Saturday, October 2, 2010

Florida Natives

I've been wrestling lately with the idea of actually planning a garden. Anyone who knows me, knows that I am a planner. But with the garden, it's been different. Up to now, I'm just kind of placing plants where I have an empty space, keeping in mind the Florida-Friendly principal of right plant, right place. I'm not sure if I find it daunting, or if it's a matter of letting my creativity come out, but I'm resisting drawing up a formal plan for the backyard. It's kind of fun just seeing what happens with each new installation.

I found this information on the NSiS website and found that I'm basically following these guidelines already. In the next year, I hope to acquire some taller trees to add some privacy and a nesting place for more birds. The one thing I really missed after our move up here to Central Florida, was the birds singing in the backyard. I'm working on providing a safe haven for these wonderous creatures to take up residence. When I go walking in the mornings, one of the things I like best is hearing their beautiful trilling from way up yonder. It would be lovely to have these critters serenading us all day long, not to mention the lessons that could be learned from observing them in their natural habitat. It's a give-and-take relationship, I guess. I want to provide a safe place for them, as they add so much to the quality of our lives. I'm so grateful for my connection to the Natural World.

Wildlife Garden Design
First of all, don't panic! If you have no trees, you're not going to be able to create a forest canopy tomorrow. Look at the big picture and concentrate on your personal slice in it. Consider the design as your ultimate goal and focus on steps toward that goal.

Basic habitat design includes groupings of tall trees, evergreen and deciduous, to provide a forest canopy. Smaller trees planted near them provide an understory. Plant large groupings of shrubs of various heights and ground covers around the smaller trees. A variety of plant heights and densities will meet the shelter requirements of many different species.

Examine the natural areas nearby and use them as models. Also, look closely at your neighborhood and the property that adjoins yours. If your neighbor has trees along the property line, you can incorporate them in your design. If there are hedges through the neighborhood, adding on to them on your property will provide a line of continous cover for wildlife. Continuous cover to a water source is especially important.

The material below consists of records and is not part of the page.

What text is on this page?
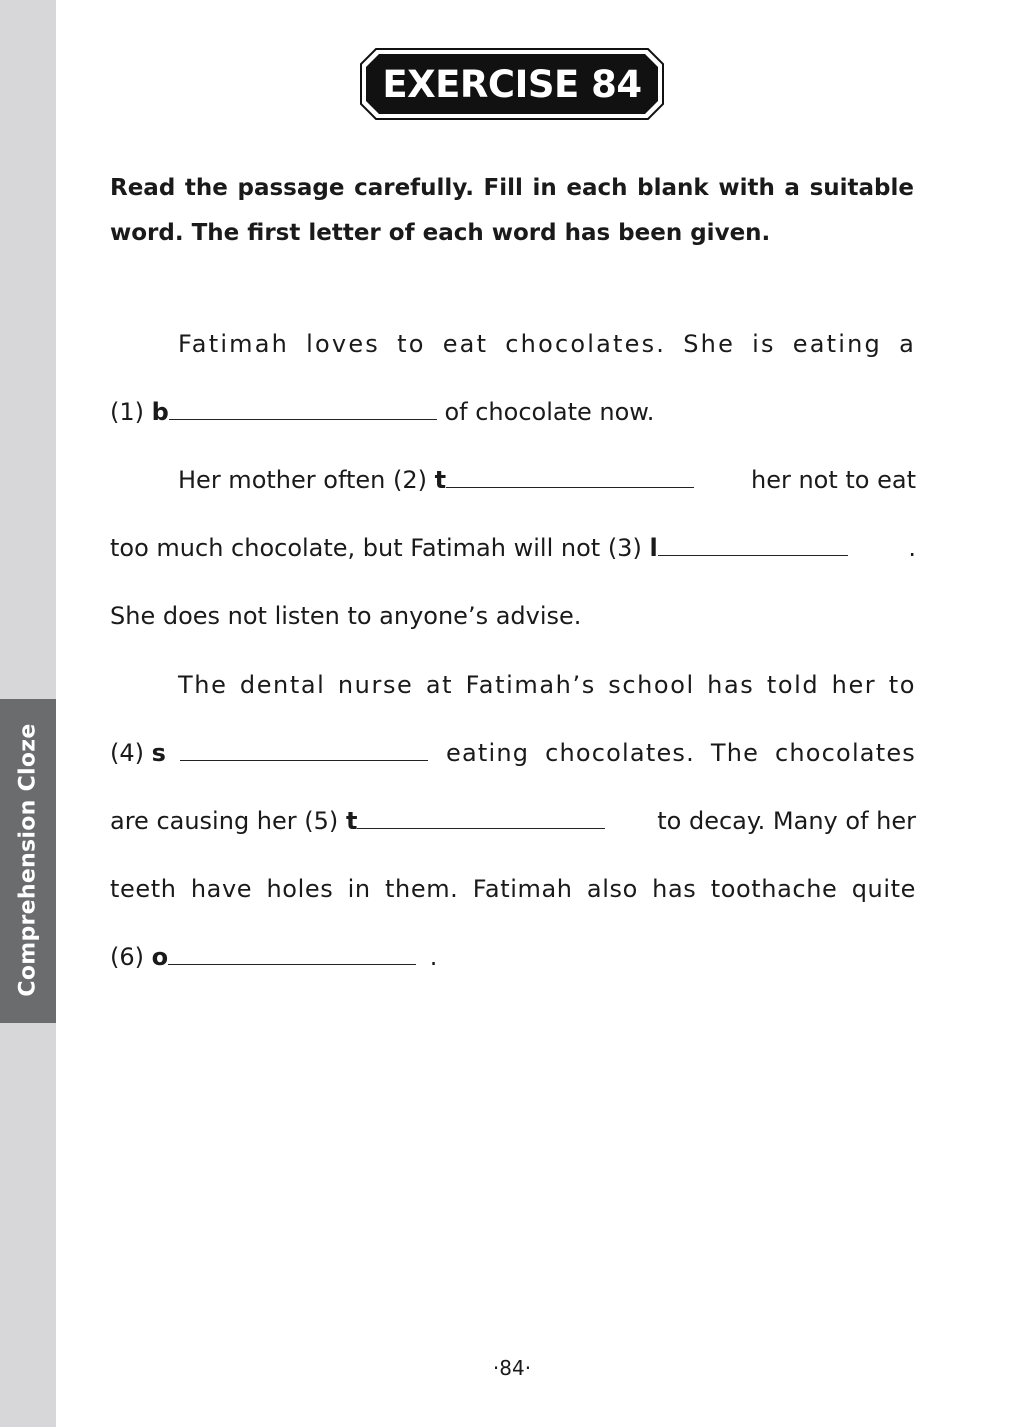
Comprehension Cloze
EXERCISE 84

Read the passage carefully. Fill in each blank with a suitable word. The first letter of each word has been given.

Fatimah loves to eat chocolates. She is eating a
(1) b	of chocolate now.
Her mother often (2) t	her not to eat
too much chocolate, but Fatimah will not (3) l	.
She does not listen to anyone’s advise.
The dental nurse at Fatimah’s school has told her to
(4) s	eating chocolates. The chocolates
are causing her (5) t	to decay. Many of her
teeth have holes in them. Fatimah also has toothache quite
(6) o	.
·84·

Select a variety of native plants to provide food year-round. It's tempting to pick plants that bear fruit for most of the year, but shorter season plants, such as blackberries, may also provide excellent cover.

Arrange plants in beds with irregular, rather than straight, edges. Not only will they look more natural, but they will be more attractive and useful to wildlife.

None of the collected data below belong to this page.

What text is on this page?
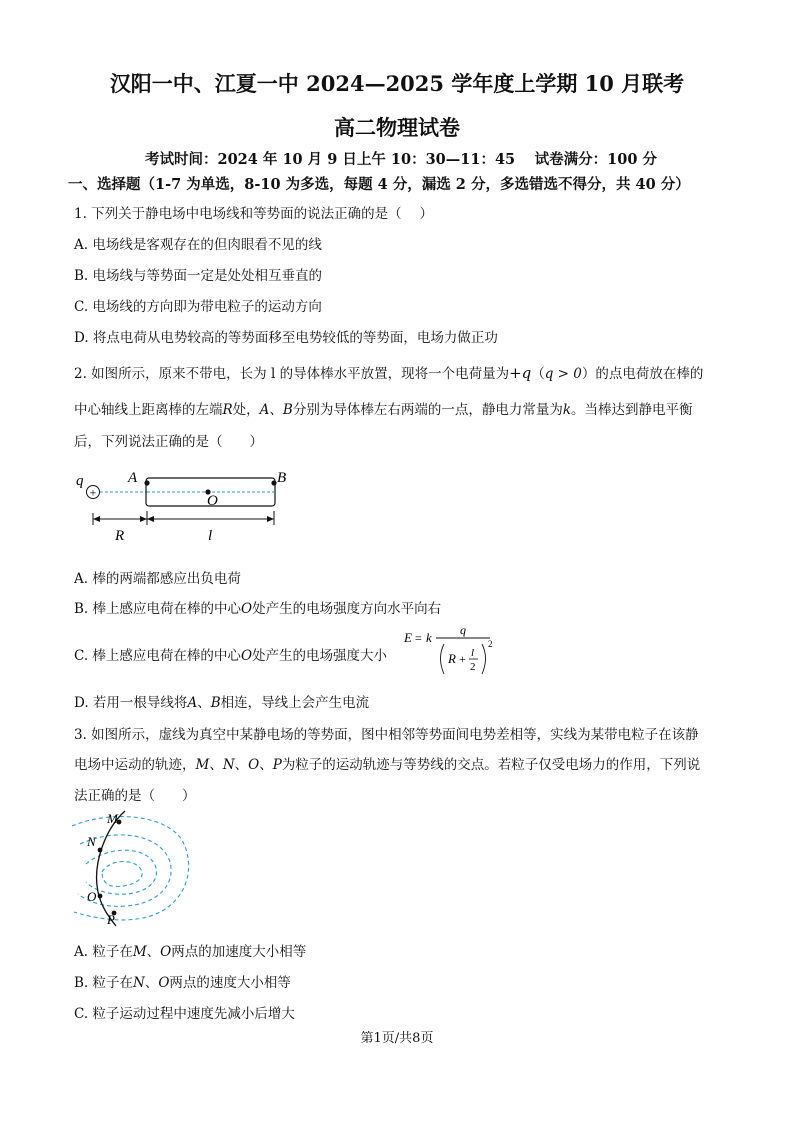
汉阳一中、江夏一中 2024—2025 学年度上学期 10 月联考
高二物理试卷
考试时间：2024 年 10 月 9 日上午 10：30—11：45　 试卷满分：100 分
一、选择题（1-7 为单选，8-10 为多选，每题 4 分，漏选 2 分，多选错选不得分，共 40 分）
1. 下列关于静电场中电场线和等势面的说法正确的是（　 ）
A. 电场线是客观存在的但肉眼看不见的线
B. 电场线与等势面一定是处处相互垂直的
C. 电场线的方向即为带电粒子的运动方向
D. 将点电荷从电势较高的等势面移至电势较低的等势面，电场力做正功
2. 如图所示，原来不带电，长为 l 的导体棒水平放置，现将一个电荷量为+q（q > 0）的点电荷放在棒的
中心轴线上距离棒的左端R处，A、B分别为导体棒左右两端的一点，静电力常量为k。当棒达到静电平衡
后，下列说法正确的是（　　）
q
+
A	B
O
R	l
A. 棒的两端都感应出负电荷
B. 棒上感应电荷在棒的中心O处产生的电场强度方向水平向右
C. 棒上感应电荷在棒的中心O处产生的电场强度大小
E = k q
R + l
2
2
D. 若用一根导线将A、B相连，导线上会产生电流
3. 如图所示，虚线为真空中某静电场的等势面，图中相邻等势面间电势差相等，实线为某带电粒子在该静
电场中运动的轨迹，M、N、O、P为粒子的运动轨迹与等势线的交点。若粒子仅受电场力的作用，下列说
法正确的是（　　）
M
N
O
P
A. 粒子在M、O两点的加速度大小相等
B. 粒子在N、O两点的速度大小相等
C. 粒子运动过程中速度先减小后增大
第1页/共8页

If your outdoor area is confined to a balcony or patio, container gardening will provide a small habitat. Select blooming plants that are particularly attractive to birds and/or butterflies. Perhaps you have room for a trellis to support a vine or two. A water source will add substantially to your habitat's value.

When exotic plants die, consider replacing them with native plants.


  1. Perfect advice. I'm working on a post right now that shows a picture of my "empy" back yard except for newly planted trees. My daugther found the photos she had taken just after a big development built the wall behind us. Anyway, it is meant to encourage all developing gardeners and gardens. I always say, plant the trees first. Then build around them. I did that un-knowingly but I am ever so glad I did. I've never drawn out a master plan. I work with one area at a time. It seems less daunting that way.

    You are on the right track. It is going to take some time but time is passing anyway. I always say you might as well be growing a tree while it does!

    Good stuff.

  2. That was em'P'ty... sorry... flying fingers.